What’s it worth to be able to write on the thing if you can’t import and export documents? Well, this is really where the flaws of the software become acute. The primary connectivity is to a proprietary cloud storage system with a proprietary file format. PDF and epub files can be imported into the cloud storage and marked up, but some obvious formats are missing like DOCX, kindle, and OneNote. There is a feature where you can import a web page and write on it, too.
Exports are similarly limited. You can export notes as PDFs and as PNGs. Both look awful, in my opinion. There is an email export in both pdf/image and OCRd text formats. I was suitably impressed by the OCR.
Not too bad! By the second attempt, it got it correct.
That said, the OCR is a single bright spot in an abysmal connectivity portfolio. It’s inexcusable that there is no compatibility with the standard cloud storage systems. It’s even more inexcusable that there is no Word or especially OneNote support.
To be blunt, the lack of connectivity has made me seriously contemplate sending this back. What they market as distraction free productivity is really feature paucity. I sat and stared at the thing for half an hour before figuring out something I could do with it. Notes are fine, but what’s the improvement over a pen and paper if you can’t do anything with the notes?
There are many templates available to write on, most of which I’d never use. However, many of them are good and you can design your own and upload them somewhat easily. I really would have liked the notebook functionality to include section dividers. It’s pretty debilitating to not be able to organize related pages in the same notebook.
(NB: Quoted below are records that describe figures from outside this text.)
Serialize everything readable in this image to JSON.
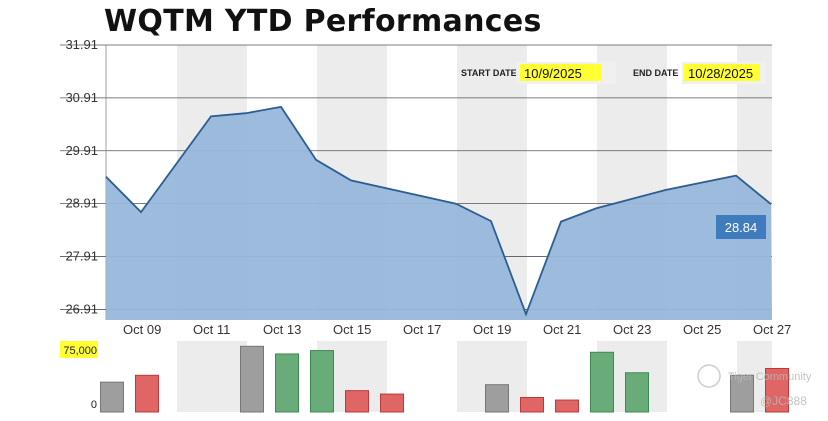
{
  "title": "WQTM YTD Performances",
  "controls": {
    "start_label": "START DATE",
    "start_value": "10/9/2025",
    "end_label": "END DATE",
    "end_value": "10/28/2025"
  },
  "watermark": {
    "brand": "Tiger Community",
    "user": "@JC888"
  },
  "colors": {
    "area_fill": "#98b7da",
    "line": "#2c5d93",
    "band": "#ececec",
    "highlight": "#ffff33",
    "up_bar": "#69ab79",
    "down_bar": "#e06666",
    "neutral_bar": "#9e9e9e",
    "last_price_box": "#3f7bbd"
  },
  "chart_data": [
    {
      "type": "area",
      "title": "WQTM YTD Performances",
      "x": [
        0,
        1,
        3,
        4,
        5,
        6,
        7,
        10,
        11,
        12,
        13,
        14,
        16,
        18,
        19
      ],
      "x_dates": [
        "2025-10-08",
        "2025-10-09",
        "2025-10-11",
        "2025-10-12",
        "2025-10-13",
        "2025-10-14",
        "2025-10-15",
        "2025-10-18",
        "2025-10-19",
        "2025-10-20",
        "2025-10-21",
        "2025-10-22",
        "2025-10-24",
        "2025-10-26",
        "2025-10-27"
      ],
      "y": [
        29.42,
        28.75,
        30.56,
        30.62,
        30.74,
        29.74,
        29.35,
        28.91,
        28.58,
        26.82,
        28.57,
        28.82,
        29.17,
        29.44,
        28.9
      ],
      "x_ticks": [
        "Oct 09",
        "Oct 11",
        "Oct 13",
        "Oct 15",
        "Oct 17",
        "Oct 19",
        "Oct 21",
        "Oct 23",
        "Oct 25",
        "Oct 27"
      ],
      "y_ticks": [
        "31.91",
        "30.91",
        "29.91",
        "28.91",
        "27.91",
        "26.91"
      ],
      "ylim": [
        26.71,
        31.91
      ],
      "last_price_label": "28.84",
      "grid": true
    },
    {
      "type": "bar",
      "title": "",
      "y_ticks": [
        "75,000",
        "0"
      ],
      "ylim": [
        0,
        75000
      ],
      "bars": [
        {
          "x": 0,
          "value": 35000,
          "direction": "neutral"
        },
        {
          "x": 1,
          "value": 43000,
          "direction": "down"
        },
        {
          "x": 4,
          "value": 77000,
          "direction": "neutral"
        },
        {
          "x": 5,
          "value": 68000,
          "direction": "up"
        },
        {
          "x": 6,
          "value": 72000,
          "direction": "up"
        },
        {
          "x": 7,
          "value": 25000,
          "direction": "down"
        },
        {
          "x": 8,
          "value": 21000,
          "direction": "down"
        },
        {
          "x": 11,
          "value": 32000,
          "direction": "neutral"
        },
        {
          "x": 12,
          "value": 17000,
          "direction": "down"
        },
        {
          "x": 13,
          "value": 14000,
          "direction": "down"
        },
        {
          "x": 14,
          "value": 70000,
          "direction": "up"
        },
        {
          "x": 15,
          "value": 46000,
          "direction": "up"
        },
        {
          "x": 18,
          "value": 43000,
          "direction": "neutral"
        },
        {
          "x": 19,
          "value": 51000,
          "direction": "down"
        }
      ]
    }
  ]
}
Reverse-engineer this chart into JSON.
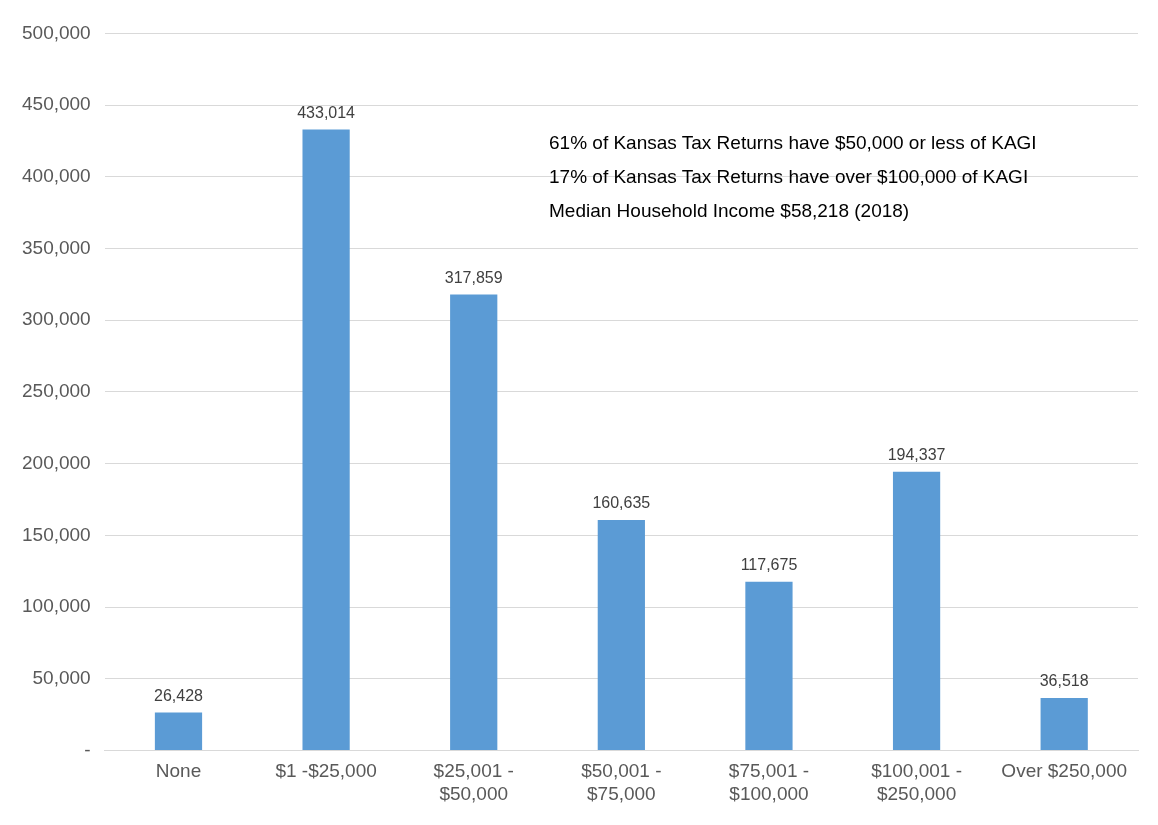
{
  "chart_data": {
    "type": "bar",
    "categories": [
      "None",
      "$1 -$25,000",
      "$25,001 - $50,000",
      "$50,001 - $75,000",
      "$75,001 - $100,000",
      "$100,001 - $250,000",
      "Over $250,000"
    ],
    "values": [
      26428,
      433014,
      317859,
      160635,
      117675,
      194337,
      36518
    ],
    "color": "#5b9bd5",
    "ylim": [
      0,
      500000
    ],
    "value_labels": [
      "26,428",
      "433,014",
      "317,859",
      "160,635",
      "117,675",
      "194,337",
      "36,518"
    ],
    "yticks": [
      {
        "value": 0,
        "label": "-"
      },
      {
        "value": 50000,
        "label": "50,000"
      },
      {
        "value": 100000,
        "label": "100,000"
      },
      {
        "value": 150000,
        "label": "150,000"
      },
      {
        "value": 200000,
        "label": "200,000"
      },
      {
        "value": 250000,
        "label": "250,000"
      },
      {
        "value": 300000,
        "label": "300,000"
      },
      {
        "value": 350000,
        "label": "350,000"
      },
      {
        "value": 400000,
        "label": "400,000"
      },
      {
        "value": 450000,
        "label": "450,000"
      },
      {
        "value": 500000,
        "label": "500,000"
      }
    ],
    "grid": "y",
    "legend": false,
    "annotations": [
      "61% of Kansas Tax Returns have $50,000 or less of KAGI",
      "17% of Kansas Tax Returns have over $100,000 of KAGI",
      "Median Household Income $58,218 (2018)"
    ]
  }
}
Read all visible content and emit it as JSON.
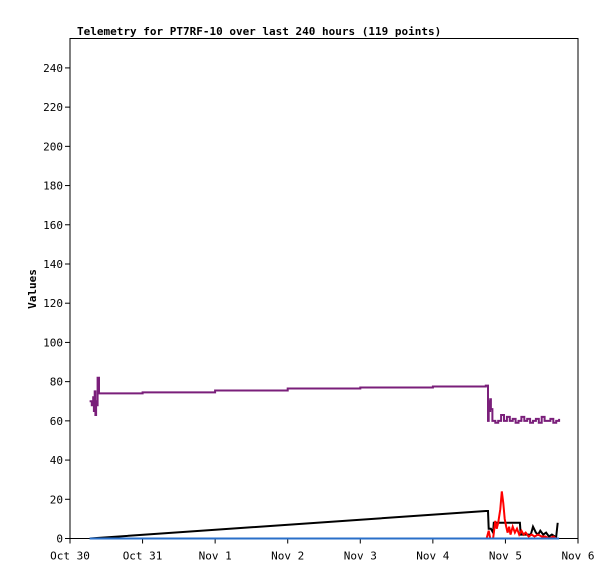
{
  "chart_data": {
    "type": "line",
    "title": "Telemetry for PT7RF-10 over last 240 hours (119 points)",
    "xlabel": "",
    "ylabel": "Values",
    "ylim": [
      0,
      255
    ],
    "xlim": [
      0,
      7
    ],
    "x_ticks": [
      {
        "value": 0,
        "label": "Oct 30"
      },
      {
        "value": 1,
        "label": "Oct 31"
      },
      {
        "value": 2,
        "label": "Nov 1"
      },
      {
        "value": 3,
        "label": "Nov 2"
      },
      {
        "value": 4,
        "label": "Nov 3"
      },
      {
        "value": 5,
        "label": "Nov 4"
      },
      {
        "value": 6,
        "label": "Nov 5"
      },
      {
        "value": 7,
        "label": "Nov 6"
      }
    ],
    "y_ticks": [
      0,
      20,
      40,
      60,
      80,
      100,
      120,
      140,
      160,
      180,
      200,
      220,
      240
    ],
    "grid": false,
    "series": [
      {
        "color": "#7a1f7a",
        "step": true,
        "points": [
          [
            0.27,
            70
          ],
          [
            0.3,
            68
          ],
          [
            0.32,
            72
          ],
          [
            0.33,
            65
          ],
          [
            0.34,
            75
          ],
          [
            0.35,
            63
          ],
          [
            0.36,
            70
          ],
          [
            0.37,
            68
          ],
          [
            0.38,
            82
          ],
          [
            0.4,
            74
          ],
          [
            1.0,
            74.5
          ],
          [
            2.0,
            75.5
          ],
          [
            3.0,
            76.5
          ],
          [
            4.0,
            77
          ],
          [
            5.0,
            77.5
          ],
          [
            5.73,
            78
          ],
          [
            5.76,
            60
          ],
          [
            5.77,
            70
          ],
          [
            5.78,
            65
          ],
          [
            5.79,
            71
          ],
          [
            5.8,
            66
          ],
          [
            5.82,
            60
          ],
          [
            5.86,
            59
          ],
          [
            5.9,
            60
          ],
          [
            5.94,
            63
          ],
          [
            5.98,
            60
          ],
          [
            6.02,
            62
          ],
          [
            6.06,
            60
          ],
          [
            6.1,
            61
          ],
          [
            6.14,
            59
          ],
          [
            6.18,
            60
          ],
          [
            6.22,
            62
          ],
          [
            6.26,
            60
          ],
          [
            6.3,
            61
          ],
          [
            6.34,
            59
          ],
          [
            6.38,
            60
          ],
          [
            6.42,
            61
          ],
          [
            6.46,
            59
          ],
          [
            6.5,
            62
          ],
          [
            6.54,
            60
          ],
          [
            6.58,
            60
          ],
          [
            6.62,
            61
          ],
          [
            6.66,
            59
          ],
          [
            6.7,
            60
          ],
          [
            6.74,
            61
          ]
        ]
      },
      {
        "color": "#000000",
        "step": false,
        "points": [
          [
            0.27,
            0
          ],
          [
            5.73,
            14
          ],
          [
            5.76,
            14
          ],
          [
            5.77,
            5
          ],
          [
            5.8,
            5
          ],
          [
            5.83,
            3
          ],
          [
            5.84,
            8
          ],
          [
            5.9,
            8
          ],
          [
            6.2,
            8
          ],
          [
            6.21,
            2
          ],
          [
            6.35,
            2
          ],
          [
            6.38,
            6
          ],
          [
            6.42,
            3
          ],
          [
            6.45,
            2
          ],
          [
            6.48,
            4
          ],
          [
            6.52,
            2
          ],
          [
            6.56,
            3
          ],
          [
            6.6,
            1
          ],
          [
            6.64,
            2
          ],
          [
            6.68,
            1
          ],
          [
            6.7,
            1
          ],
          [
            6.72,
            8
          ]
        ]
      },
      {
        "color": "#ff0000",
        "step": false,
        "points": [
          [
            5.74,
            0
          ],
          [
            5.77,
            4
          ],
          [
            5.79,
            0
          ],
          [
            5.83,
            0
          ],
          [
            5.86,
            9
          ],
          [
            5.88,
            5
          ],
          [
            5.9,
            8
          ],
          [
            5.93,
            15
          ],
          [
            5.95,
            24
          ],
          [
            5.97,
            18
          ],
          [
            5.99,
            10
          ],
          [
            6.01,
            6
          ],
          [
            6.03,
            3
          ],
          [
            6.05,
            6
          ],
          [
            6.07,
            2
          ],
          [
            6.1,
            6
          ],
          [
            6.13,
            3
          ],
          [
            6.16,
            5
          ],
          [
            6.19,
            2
          ],
          [
            6.22,
            4
          ],
          [
            6.25,
            2
          ],
          [
            6.28,
            3
          ],
          [
            6.32,
            1
          ],
          [
            6.36,
            2
          ],
          [
            6.4,
            1
          ],
          [
            6.45,
            2
          ],
          [
            6.5,
            1
          ],
          [
            6.55,
            1
          ],
          [
            6.6,
            0
          ],
          [
            6.66,
            1
          ],
          [
            6.7,
            0
          ]
        ]
      },
      {
        "color": "#2a6fc9",
        "step": false,
        "points": [
          [
            0.27,
            0
          ],
          [
            6.74,
            0
          ]
        ]
      }
    ]
  }
}
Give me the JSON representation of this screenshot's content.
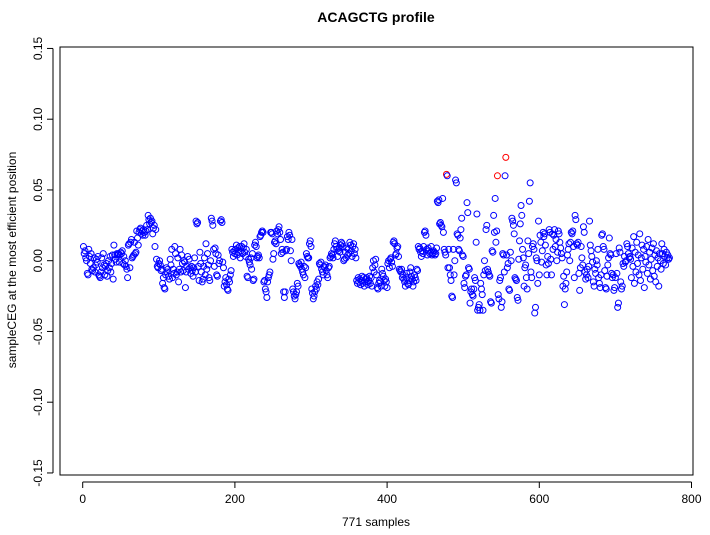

When you find a good template, it is pretty useful.
I don’t think I’ve ever owned a product with such great hardware and such garbage software. The good news is that it runs some embedded form of Linux and has an open SSH connection. That means that I can replace the software with some of the available open source alternatives or write some myself. I’m motivated to do so, because this is a really cool device that is repeatedly crippled by horrendous software. I can’t recommend buying it, but who knows what the future may hold if people develop halfway usable software for it. It has a lot of potential.